Manulife AM names first Asia head of asset allocation
Manulife Asset Management has hired Sarah Lu from Axa Rosenberg Investment Management Asia-Pacific in a newly created role as head of asset allocation for Asia.
This is the first time a member of its global asset allocation arm – the 20-strong portfolio solutions group (PSG) – will be located in the region. It already has a presence in the US, Canada and UK.
Lu started this week and will be based in Hong Kong, although she is undergoing training in Boston now to better understand the firm’s investment process for handling asset allocation.
Manulife’s portfolio solutions approach was established in the late 1990s by Bob Boyda, co-head of global asset allocation, and now oversees more than 100 portfolios. Its solutions include target-date, target-risk and target-income funds, alternative and international asset allocation portfolios, and customised solutions for corporate pension plans.
Overall PSG accounts for about $90 billion in AUM globally, including allocating to external funds. Of this, Asia-Pacific contributes $5 billion, over $4 billion of which comes from lifestyle funds in Hong Kong’s Mandatory Provident Fund retirement scheme under three core approaches: aggressive, moderate and conservative. These products combine strategies and capabilities in an effort to address volatility while providing a target level of income.
Manulife Asset Management, which itself manages $220 billion, is the named portfolio manager on the firm's existing asset allocation products in Asia. But as the firm's first dedicated asset allocation specialist in Asia, it is the firm's intention to put Lu's name as portfolio manager in the future, pending approval.
Asked if Lu would have a hiring mandate, Michael Dommermuth, Hong Kong-based president and head of Asia for Manulife AM, says: “I believe the team is going to grow and is going to have to grow from here. We are already seeing the phenomenon of demand for income-orientated products. This is part cyclical, but it is clearly part secular as well.

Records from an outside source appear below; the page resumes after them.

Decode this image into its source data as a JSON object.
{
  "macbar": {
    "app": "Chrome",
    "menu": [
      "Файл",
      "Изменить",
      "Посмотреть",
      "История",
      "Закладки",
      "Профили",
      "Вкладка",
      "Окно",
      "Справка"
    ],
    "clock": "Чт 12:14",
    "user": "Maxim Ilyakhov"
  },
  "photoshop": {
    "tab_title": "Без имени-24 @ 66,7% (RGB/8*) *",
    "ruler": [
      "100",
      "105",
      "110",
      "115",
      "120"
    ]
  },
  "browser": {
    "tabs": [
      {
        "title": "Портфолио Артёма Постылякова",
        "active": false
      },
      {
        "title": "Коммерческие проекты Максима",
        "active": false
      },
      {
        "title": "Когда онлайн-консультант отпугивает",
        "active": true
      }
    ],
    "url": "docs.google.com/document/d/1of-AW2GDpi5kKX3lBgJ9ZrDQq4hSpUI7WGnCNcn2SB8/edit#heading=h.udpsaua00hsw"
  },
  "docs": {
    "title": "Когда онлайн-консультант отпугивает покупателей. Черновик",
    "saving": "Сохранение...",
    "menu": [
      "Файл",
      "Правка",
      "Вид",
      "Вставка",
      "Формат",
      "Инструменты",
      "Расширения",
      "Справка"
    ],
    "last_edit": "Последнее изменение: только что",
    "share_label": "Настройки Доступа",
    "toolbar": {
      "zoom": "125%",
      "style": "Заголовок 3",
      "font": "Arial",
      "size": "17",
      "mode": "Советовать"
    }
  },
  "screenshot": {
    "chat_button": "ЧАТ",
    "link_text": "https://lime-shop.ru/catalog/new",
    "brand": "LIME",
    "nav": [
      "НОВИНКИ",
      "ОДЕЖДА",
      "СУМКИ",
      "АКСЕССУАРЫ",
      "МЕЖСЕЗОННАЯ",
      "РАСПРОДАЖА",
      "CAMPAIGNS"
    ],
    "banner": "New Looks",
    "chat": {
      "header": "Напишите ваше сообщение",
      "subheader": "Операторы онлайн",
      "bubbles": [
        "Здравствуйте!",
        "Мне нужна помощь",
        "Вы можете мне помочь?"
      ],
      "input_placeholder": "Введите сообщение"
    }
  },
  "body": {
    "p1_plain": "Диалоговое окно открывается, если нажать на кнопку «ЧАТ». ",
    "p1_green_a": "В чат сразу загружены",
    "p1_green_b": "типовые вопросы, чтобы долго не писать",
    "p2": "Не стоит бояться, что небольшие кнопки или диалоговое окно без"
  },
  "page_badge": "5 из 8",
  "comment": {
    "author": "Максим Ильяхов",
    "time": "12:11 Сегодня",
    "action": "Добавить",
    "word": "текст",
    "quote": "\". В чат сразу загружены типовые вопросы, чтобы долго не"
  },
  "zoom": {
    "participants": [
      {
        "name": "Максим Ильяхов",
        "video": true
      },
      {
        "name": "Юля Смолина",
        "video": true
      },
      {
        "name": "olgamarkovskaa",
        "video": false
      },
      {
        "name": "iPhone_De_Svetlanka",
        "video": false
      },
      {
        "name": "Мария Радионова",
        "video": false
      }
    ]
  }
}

“The fact that pension regimes across Asia provide retirement income levels that are generally lower than OECD standards means there needs to be another form of retirement income. We think the long-term secular need is only going to grow.”
He references the region’s aging population, noting research that North Asia is more aged than South Asia. He believes the growth in income orientated products will largely be a retail story.

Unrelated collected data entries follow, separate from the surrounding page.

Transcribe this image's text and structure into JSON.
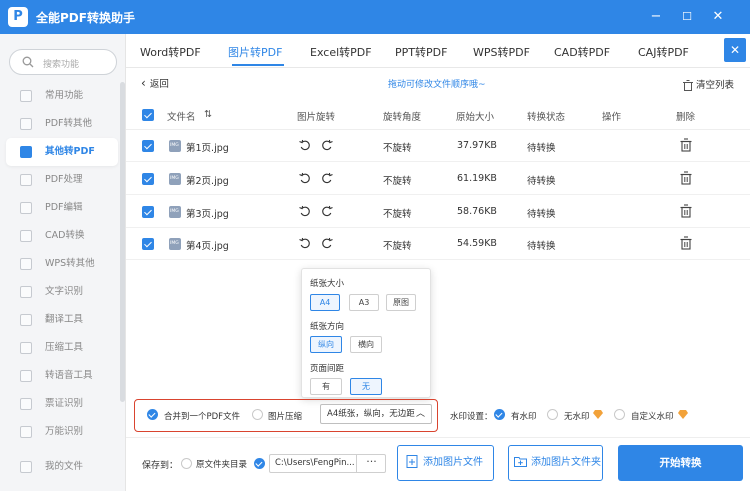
{
  "app": {
    "title": "全能PDF转换助手",
    "logo_letter": "P",
    "minimize": "−",
    "restore": "☐",
    "close": "✕"
  },
  "sidebar": {
    "search_placeholder": "搜索功能",
    "items": [
      {
        "label": "常用功能"
      },
      {
        "label": "PDF转其他"
      },
      {
        "label": "其他转PDF",
        "active": true
      },
      {
        "label": "PDF处理"
      },
      {
        "label": "PDF编辑"
      },
      {
        "label": "CAD转换"
      },
      {
        "label": "WPS转其他"
      },
      {
        "label": "文字识别"
      },
      {
        "label": "翻译工具"
      },
      {
        "label": "压缩工具"
      },
      {
        "label": "转语音工具"
      },
      {
        "label": "票证识别"
      },
      {
        "label": "万能识别"
      },
      {
        "label": "我的文件"
      }
    ]
  },
  "tabs": [
    "Word转PDF",
    "图片转PDF",
    "Excel转PDF",
    "PPT转PDF",
    "WPS转PDF",
    "CAD转PDF",
    "CAJ转PDF"
  ],
  "tabs_close": "✕",
  "toolbar": {
    "back": "返回",
    "back_arrow": "‹",
    "hint": "拖动可修改文件顺序哦~",
    "clear": "清空列表"
  },
  "table": {
    "headers": {
      "name": "文件名",
      "sort": "⇅",
      "rotate": "图片旋转",
      "angle": "旋转角度",
      "size": "原始大小",
      "status": "转换状态",
      "action": "操作",
      "delete": "删除"
    },
    "rows": [
      {
        "name": "第1页.jpg",
        "angle": "不旋转",
        "size": "37.97KB",
        "status": "待转换"
      },
      {
        "name": "第2页.jpg",
        "angle": "不旋转",
        "size": "61.19KB",
        "status": "待转换"
      },
      {
        "name": "第3页.jpg",
        "angle": "不旋转",
        "size": "58.76KB",
        "status": "待转换"
      },
      {
        "name": "第4页.jpg",
        "angle": "不旋转",
        "size": "54.59KB",
        "status": "待转换"
      }
    ]
  },
  "popup": {
    "paper_size": "纸张大小",
    "size_options": [
      "A4",
      "A3",
      "原图"
    ],
    "orientation": "纸张方向",
    "orientation_options": [
      "纵向",
      "横向"
    ],
    "margin": "页面间距",
    "margin_options": [
      "有",
      "无"
    ]
  },
  "options": {
    "merge": "合并到一个PDF文件",
    "compress": "图片压缩",
    "select_value": "A4纸张，纵向，无边距",
    "select_chevron": "︿",
    "watermark_label": "水印设置：",
    "wm_options": [
      "有水印",
      "无水印",
      "自定义水印"
    ]
  },
  "save": {
    "label": "保存到：",
    "source_dir": "原文件夹目录",
    "path": "C:\\Users\\FengPin...",
    "browse": "···"
  },
  "buttons": {
    "add_image": "添加图片文件",
    "add_folder": "添加图片文件夹",
    "start": "开始转换"
  },
  "colors": {
    "accent": "#2f86e6",
    "highlight_box": "#d9442f",
    "premium": "#f2a23a"
  }
}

“Some of the technology and trends that you see developing in Japan will be exported to places like Korea, Hong Kong, Taiwan and China, which are all catching up in terms of the proportion of their population which is elderly,” says Dommermuth.

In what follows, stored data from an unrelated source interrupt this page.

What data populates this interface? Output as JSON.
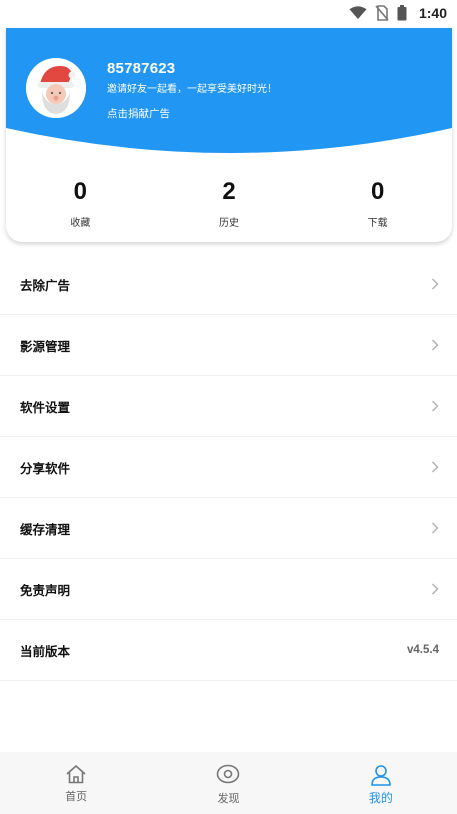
{
  "status_bar": {
    "time": "1:40",
    "icons": [
      "wifi-icon",
      "no-sim-icon",
      "battery-icon"
    ]
  },
  "profile": {
    "user_id": "85787623",
    "invite_text": "邀请好友一起看，一起享受美好时光！",
    "donate_link": "点击捐献广告",
    "avatar_icon": "santa-avatar-icon"
  },
  "stats": [
    {
      "value": "0",
      "label": "收藏"
    },
    {
      "value": "2",
      "label": "历史"
    },
    {
      "value": "0",
      "label": "下载"
    }
  ],
  "menu": {
    "items": [
      {
        "label": "去除广告",
        "icon": "chevron-right-icon"
      },
      {
        "label": "影源管理",
        "icon": "chevron-right-icon"
      },
      {
        "label": "软件设置",
        "icon": "chevron-right-icon"
      },
      {
        "label": "分享软件",
        "icon": "chevron-right-icon"
      },
      {
        "label": "缓存清理",
        "icon": "chevron-right-icon"
      },
      {
        "label": "免责声明",
        "icon": "chevron-right-icon"
      }
    ],
    "version": {
      "label": "当前版本",
      "value": "v4.5.4"
    }
  },
  "bottom_nav": {
    "items": [
      {
        "label": "首页",
        "icon": "home-icon"
      },
      {
        "label": "发现",
        "icon": "eye-icon"
      },
      {
        "label": "我的",
        "icon": "user-icon",
        "active": true
      }
    ]
  },
  "colors": {
    "accent": "#1f93ee",
    "header_blue": "#2196f3",
    "nav_background": "#f7f7f7"
  }
}
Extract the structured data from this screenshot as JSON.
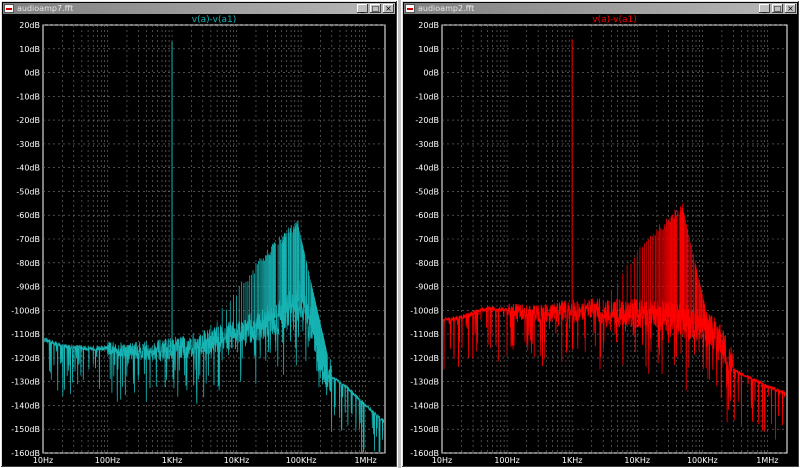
{
  "windows": [
    {
      "title": "audioamp7.fft",
      "controls": [
        "_",
        "□",
        "×"
      ],
      "trace_label": "v(a)-v(a1)",
      "trace_color": "#17b3b3"
    },
    {
      "title": "audioamp2.fft",
      "controls": [
        "_",
        "□",
        "×"
      ],
      "trace_label": "v(a)-v(a1)",
      "trace_color": "#ff0000"
    }
  ],
  "chart_data": [
    {
      "type": "line",
      "title": "v(a)-v(a1)",
      "xlabel": "",
      "ylabel": "",
      "x_scale": "log",
      "xlim": [
        10,
        2000000
      ],
      "ylim": [
        -160,
        20
      ],
      "grid": true,
      "x_tick_labels": [
        "10Hz",
        "100Hz",
        "1KHz",
        "10KHz",
        "100KHz",
        "1MHz"
      ],
      "y_tick_labels": [
        "20dB",
        "10dB",
        "0dB",
        "-10dB",
        "-20dB",
        "-30dB",
        "-40dB",
        "-50dB",
        "-60dB",
        "-70dB",
        "-80dB",
        "-90dB",
        "-100dB",
        "-110dB",
        "-120dB",
        "-130dB",
        "-140dB",
        "-150dB",
        "-160dB"
      ],
      "series": [
        {
          "color": "#17b3b3",
          "noise_floor": {
            "x": [
              10,
              20,
              50,
              100,
              200,
              500,
              1000,
              2000,
              5000,
              10000,
              20000,
              50000,
              80000,
              100000,
              150000,
              200000,
              300000,
              500000,
              1000000,
              2000000
            ],
            "y": [
              -112,
              -115,
              -116,
              -116,
              -117,
              -117,
              -116,
              -115,
              -112,
              -110,
              -107,
              -102,
              -98,
              -95,
              -108,
              -122,
              -128,
              -132,
              -140,
              -147
            ]
          },
          "fundamental": {
            "x": 1000,
            "y": 13
          },
          "harmonic_peak": {
            "x": 90000,
            "y": -64
          }
        }
      ]
    },
    {
      "type": "line",
      "title": "v(a)-v(a1)",
      "xlabel": "",
      "ylabel": "",
      "x_scale": "log",
      "xlim": [
        10,
        2000000
      ],
      "ylim": [
        -160,
        20
      ],
      "grid": true,
      "x_tick_labels": [
        "10Hz",
        "100Hz",
        "1KHz",
        "10KHz",
        "100KHz",
        "1MHz"
      ],
      "y_tick_labels": [
        "20dB",
        "10dB",
        "0dB",
        "-10dB",
        "-20dB",
        "-30dB",
        "-40dB",
        "-50dB",
        "-60dB",
        "-70dB",
        "-80dB",
        "-90dB",
        "-100dB",
        "-110dB",
        "-120dB",
        "-130dB",
        "-140dB",
        "-150dB",
        "-160dB"
      ],
      "series": [
        {
          "color": "#ff0000",
          "noise_floor": {
            "x": [
              10,
              20,
              50,
              100,
              200,
              500,
              1000,
              2000,
              5000,
              10000,
              20000,
              50000,
              100000,
              150000,
              200000,
              250000,
              300000,
              500000,
              1000000,
              2000000
            ],
            "y": [
              -104,
              -103,
              -99,
              -100,
              -101,
              -101,
              -100,
              -100,
              -101,
              -101,
              -102,
              -104,
              -107,
              -110,
              -115,
              -120,
              -125,
              -128,
              -132,
              -135
            ]
          },
          "fundamental": {
            "x": 1000,
            "y": 14
          },
          "harmonic_peak": {
            "x": 50000,
            "y": -57
          }
        }
      ]
    }
  ]
}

He suggests that youthful South Asian nations such as the Philippines, Indonesia and even India are going to see a tripling or quadrupling of the percentage of their populations considered to be aged.
“That is going to put pressure on existing pension regimes, so you are already seeing renewed focus on defined contribution schemes, for which lifestyle-type products are a feature,” he says.
“For example in Malaysia Manulife has just received approval as one of the providers of the Private Retirement Scheme (also see AsianInvestor’s February 2012 issue). A feature of that platform will be lifestyle-type products.”
Dommermuth confirms that income-orientated products will be a key feature of Manulife’s strategy in future. “From my perspective, successful asset management companies that recognise this aging trend are going to focus on a complete suite of product capabilities oriented towards this aging populace who are concerned about retirement security,” he says.
A spokesperson for Axa Investment Management in Hong Kong declined to comment when asked whether Lu had been replaced.